The flipside of fewer COVID restrictions around the world means that education budgets have turned away from IT expenditures, which created an unfavorable year-to-year comparison with total shipments declining 7% in the first quarter of 2022. Lenovo shipped 14.4 million units in 1Q22, representing a 12% decline while keeping the number one rank at 23%. HP took the biggest hit during the first quarter as notebook PC shipments were down 20% year-over-year to 12.5 million units; market share also dropped below 20.0% for the first time since 1Q16.

Dell was the only top vendor to have registered over 5% growth year-over-year, as 10.5 million units shipped during the first quarter, gaining nearly two percentage points of market share over the last year's quarter to reach 16.5%. Apple MacOS carried the momentum from the last two quarters as shipments reached 6.1 million MacBooks during the first quarter, a 4% growth from 1Q21. Acer maintained the 5th spot globally in 1Q22 with 4.7 million notebook PCs shipped, a 5% decline year-over-year.

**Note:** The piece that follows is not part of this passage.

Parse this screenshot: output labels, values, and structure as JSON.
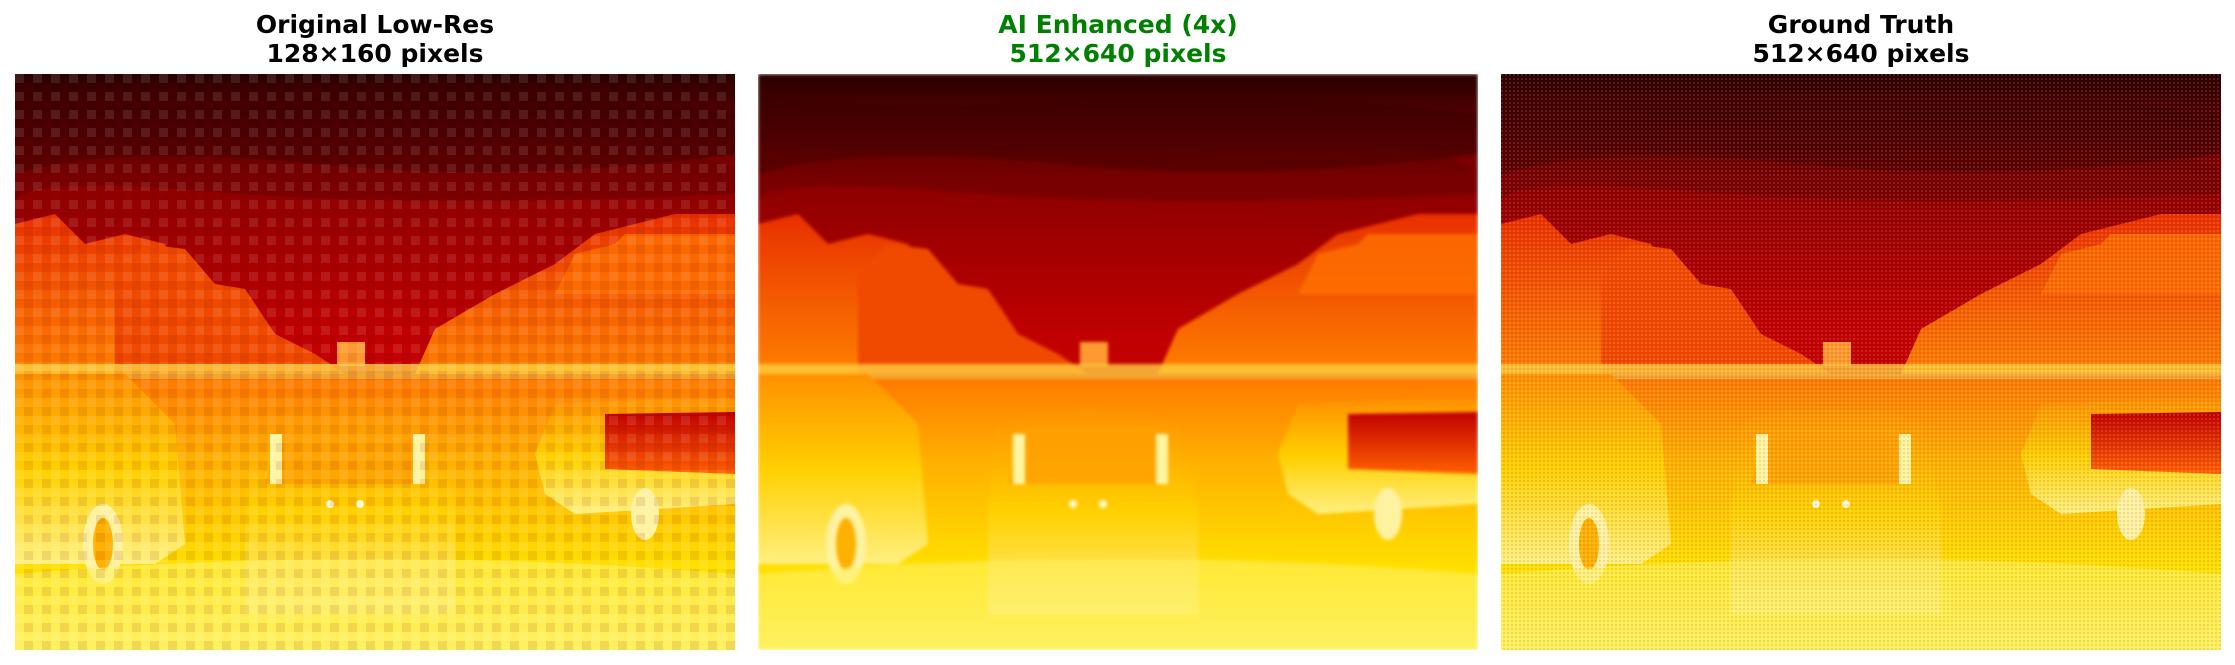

“ChromeOS shipments suffered as education demand continued to slow down and consumer upgrades for Chromebook were at the lowest point, even compared to pre-pandemic levels. The Chromebook business is very small but remains very important for top vendors, as they are keeping good inventory before education demand kicks off in 2Q22 in main markets. Chromebook is still making an impact in new markets albeit slowly as the public sector looks to spend towards cheaper devices for education,“ said Chirag Upadhyay, Industry Analyst at Strategy Analytics.

“The total notebook market was only down 7% compared to last year, demand for commercial business stayed strong for Windows 11 PCs and MacBooks powered by M1 chipset, as most enterprise and SMB clients are still choosing hybrid work options and spending extra for quality products. Dell and Apple were good examples of the growth segments of the market: premium Windows notebooks and MacBooks with the M1 chipset,“ added Eric Smith, Director of Connected Computing at Strategy Analytics.